Inference Plans for Hybrid Particle Filtering
Abstract
Advanced probabilistic programming languages (PPLs) using $\emph{hybrid particle filtering}$ combine symbolic exact inference and Monte Carlo methods to improve inference performance. These systems use heuristics to partition random variables within the program into variables that are encoded symbolically and variables that are encoded with sampled values, and the heuristics are not necessarily aligned with the developer’s performance evaluation metrics. In this work, we present $\emph{inference plans}$, a programming interface that enables developers to control the partitioning of random variables during hybrid particle filtering.
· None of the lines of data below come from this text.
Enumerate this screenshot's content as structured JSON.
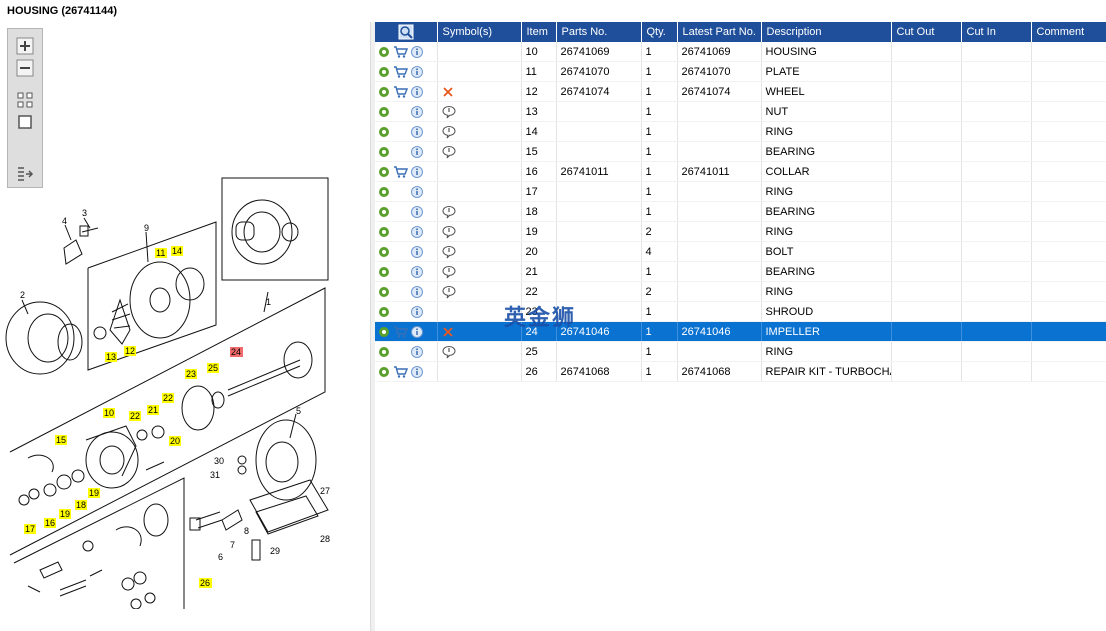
{
  "title": "HOUSING (26741144)",
  "watermark": "英金狮",
  "toolbar": {
    "buttons": [
      "zoom-in-icon",
      "zoom-out-icon",
      "fit-all-icon",
      "fit-window-icon",
      "export-icon"
    ]
  },
  "table": {
    "headers": [
      "",
      "Symbol(s)",
      "Item",
      "Parts No.",
      "Qty.",
      "Latest Part No.",
      "Description",
      "Cut Out",
      "Cut In",
      "Comment"
    ],
    "rows": [
      {
        "cart": true,
        "symbol": "",
        "item": "10",
        "part": "26741069",
        "qty": "1",
        "latest": "26741069",
        "desc": "HOUSING"
      },
      {
        "cart": true,
        "symbol": "",
        "item": "11",
        "part": "26741070",
        "qty": "1",
        "latest": "26741070",
        "desc": "PLATE"
      },
      {
        "cart": true,
        "symbol": "cross",
        "item": "12",
        "part": "26741074",
        "qty": "1",
        "latest": "26741074",
        "desc": "WHEEL"
      },
      {
        "cart": false,
        "symbol": "bubble",
        "item": "13",
        "part": "",
        "qty": "1",
        "latest": "",
        "desc": "NUT"
      },
      {
        "cart": false,
        "symbol": "bubble",
        "item": "14",
        "part": "",
        "qty": "1",
        "latest": "",
        "desc": "RING"
      },
      {
        "cart": false,
        "symbol": "bubble",
        "item": "15",
        "part": "",
        "qty": "1",
        "latest": "",
        "desc": "BEARING"
      },
      {
        "cart": true,
        "symbol": "",
        "item": "16",
        "part": "26741011",
        "qty": "1",
        "latest": "26741011",
        "desc": "COLLAR"
      },
      {
        "cart": false,
        "symbol": "",
        "item": "17",
        "part": "",
        "qty": "1",
        "latest": "",
        "desc": "RING"
      },
      {
        "cart": false,
        "symbol": "bubble",
        "item": "18",
        "part": "",
        "qty": "1",
        "latest": "",
        "desc": "BEARING"
      },
      {
        "cart": false,
        "symbol": "bubble",
        "item": "19",
        "part": "",
        "qty": "2",
        "latest": "",
        "desc": "RING"
      },
      {
        "cart": false,
        "symbol": "bubble",
        "item": "20",
        "part": "",
        "qty": "4",
        "latest": "",
        "desc": "BOLT"
      },
      {
        "cart": false,
        "symbol": "bubble",
        "item": "21",
        "part": "",
        "qty": "1",
        "latest": "",
        "desc": "BEARING"
      },
      {
        "cart": false,
        "symbol": "bubble",
        "item": "22",
        "part": "",
        "qty": "2",
        "latest": "",
        "desc": "RING"
      },
      {
        "cart": false,
        "symbol": "",
        "item": "23",
        "part": "",
        "qty": "1",
        "latest": "",
        "desc": "SHROUD"
      },
      {
        "cart": true,
        "symbol": "cross",
        "item": "24",
        "part": "26741046",
        "qty": "1",
        "latest": "26741046",
        "desc": "IMPELLER",
        "selected": true
      },
      {
        "cart": false,
        "symbol": "bubble",
        "item": "25",
        "part": "",
        "qty": "1",
        "latest": "",
        "desc": "RING"
      },
      {
        "cart": true,
        "symbol": "",
        "item": "26",
        "part": "26741068",
        "qty": "1",
        "latest": "26741068",
        "desc": "REPAIR KIT - TURBOCHAR"
      }
    ]
  },
  "callouts": {
    "c1": "1",
    "c2": "2",
    "c3": "3",
    "c4": "4",
    "c5": "5",
    "c6": "6",
    "c7": "7",
    "c8": "8",
    "c9": "9",
    "c10": "10",
    "c11": "11",
    "c12": "12",
    "c13": "13",
    "c14": "14",
    "c15": "15",
    "c16": "16",
    "c17": "17",
    "c18": "18",
    "c19a": "19",
    "c19b": "19",
    "c20": "20",
    "c21": "21",
    "c22a": "22",
    "c22b": "22",
    "c23": "23",
    "c24": "24",
    "c25": "25",
    "c26": "26",
    "c27": "27",
    "c28": "28",
    "c29": "29",
    "c30": "30",
    "c31": "31"
  },
  "colors": {
    "header": "#1f4e9a",
    "selected": "#0a72d1",
    "highlight": "#ffff00",
    "red_highlight": "#f06b6b"
  }
}
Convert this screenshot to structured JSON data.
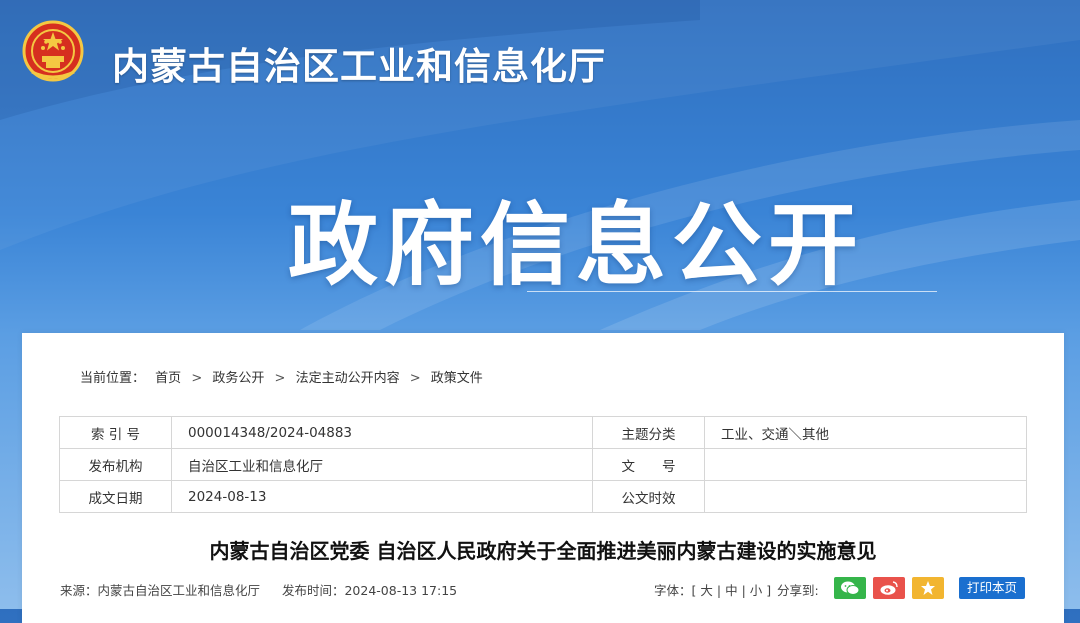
{
  "header": {
    "site_title": "内蒙古自治区工业和信息化厅",
    "banner_title": "政府信息公开"
  },
  "breadcrumb": {
    "label": "当前位置：",
    "items": [
      "首页",
      "政务公开",
      "法定主动公开内容",
      "政策文件"
    ],
    "separator": ">"
  },
  "meta_table": {
    "index_label": "索 引 号",
    "index_value": "000014348/2024-04883",
    "topic_label": "主题分类",
    "topic_value": "工业、交通＼其他",
    "publisher_label": "发布机构",
    "publisher_value": "自治区工业和信息化厅",
    "doc_no_label": "文　　号",
    "doc_no_value": "",
    "date_label": "成文日期",
    "date_value": "2024-08-13",
    "validity_label": "公文时效",
    "validity_value": ""
  },
  "document": {
    "title": "内蒙古自治区党委 自治区人民政府关于全面推进美丽内蒙古建设的实施意见",
    "source": "来源：内蒙古自治区工业和信息化厅",
    "published": "发布时间：2024-08-13 17:15"
  },
  "toolbar": {
    "font_label": "字体：[",
    "font_large": "大",
    "font_medium": "中",
    "font_small": "小",
    "font_close": "]",
    "share_label": "分享到:",
    "print_label": "打印本页"
  },
  "colors": {
    "brand_blue": "#1a6fcf",
    "wechat_green": "#35b54a",
    "weibo_red": "#e9524b",
    "favorite_yellow": "#f2b530"
  }
}
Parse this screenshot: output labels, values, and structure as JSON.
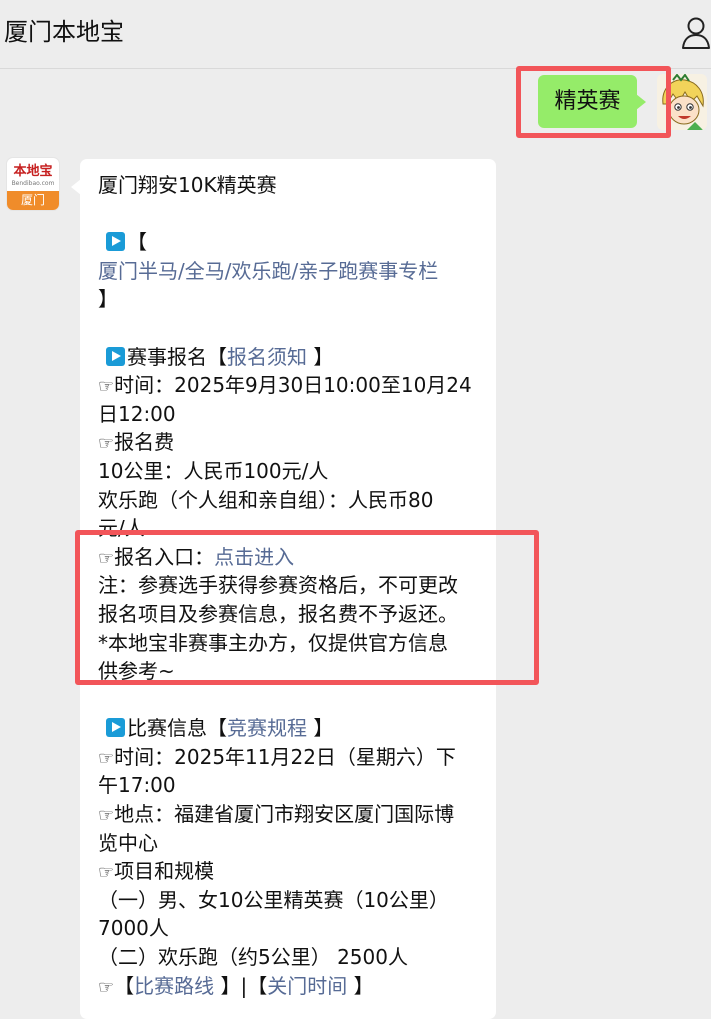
{
  "header": {
    "title": "厦门本地宝",
    "user_icon": "person-icon"
  },
  "my_message": {
    "text": "精英赛"
  },
  "bot": {
    "avatar": {
      "top": "本地宝",
      "url": "Bendibao.com",
      "bottom": "厦门"
    },
    "reply": {
      "title": "厦门翔安10K精英赛",
      "column_open": "【",
      "column_link": "厦门半马/全马/欢乐跑/亲子跑赛事专栏",
      "column_close": "】",
      "reg_heading": "赛事报名【",
      "reg_notice_link": "报名须知",
      "reg_close": " 】",
      "reg_time_1": "时间：2025年9月30日10:00至10月24",
      "reg_time_2": "日12:00",
      "fee_label": "报名费",
      "fee_10k": "10公里：人民币100元/人",
      "fee_fun_1": "欢乐跑（个人组和亲自组）：人民币80",
      "fee_fun_2": "元/人",
      "entry_label": "报名入口：",
      "entry_link": "点击进入",
      "note_1": "注：参赛选手获得参赛资格后，不可更改",
      "note_2": "报名项目及参赛信息，报名费不予返还。",
      "note_3": "*本地宝非赛事主办方，仅提供官方信息",
      "note_4": "供参考~",
      "race_heading": "比赛信息【",
      "race_rules_link": "竞赛规程",
      "race_close": " 】",
      "race_time_1": "时间：2025年11月22日（星期六）下",
      "race_time_2": "午17:00",
      "place_1": "地点：福建省厦门市翔安区厦门国际博",
      "place_2": "览中心",
      "items_label": "项目和规模",
      "item_1a": "（一）男、女10公里精英赛（10公里）",
      "item_1b": "7000人",
      "item_2": "（二）欢乐跑（约5公里） 2500人",
      "route_open": "【",
      "route_link": "比赛路线",
      "route_sep": " 】|【",
      "cutoff_link": "关门时间",
      "route_close": " 】"
    }
  },
  "icons": {
    "play": "play-icon",
    "pointing_hand": "pointing-hand-icon"
  },
  "colors": {
    "highlight": "#f25559",
    "my_bubble": "#95ec69",
    "link": "#576b95",
    "play_icon": "#1a9bd7"
  }
}
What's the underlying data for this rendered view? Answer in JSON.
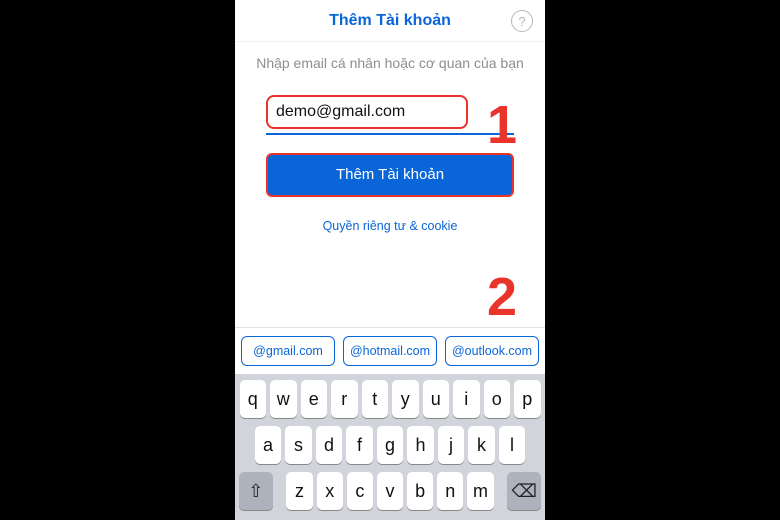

We further present Siren, a new PPL that enables developers to use annotations to specify inference plans the inference system must implement. To assist developers with statically reasoning about whether an inference plan can be implemented, we present an abstract-interpretation-based static analysis for Siren for determining inference plan $\emph{satisfiability}$. We prove the analysis is sound with respect to Siren’s semantics. Our evaluation applies inference plans to three different hybrid particle filtering algorithms on a suite of benchmarks. It shows that the control provided by inference plans enables speed ups of 1.76x on average and up to 206x to reach a target accuracy, compared to the inference plans implemented by default heuristics; the results also show that inference plans improve accuracy by 1.83x on average and up to 595x with less or equal runtime, compared to the default inference plans. We further show that our static analysis is precise in practice, identifying all satisfiable inference plans in 27 out of the 33 benchmark-algorithm evaluation settings.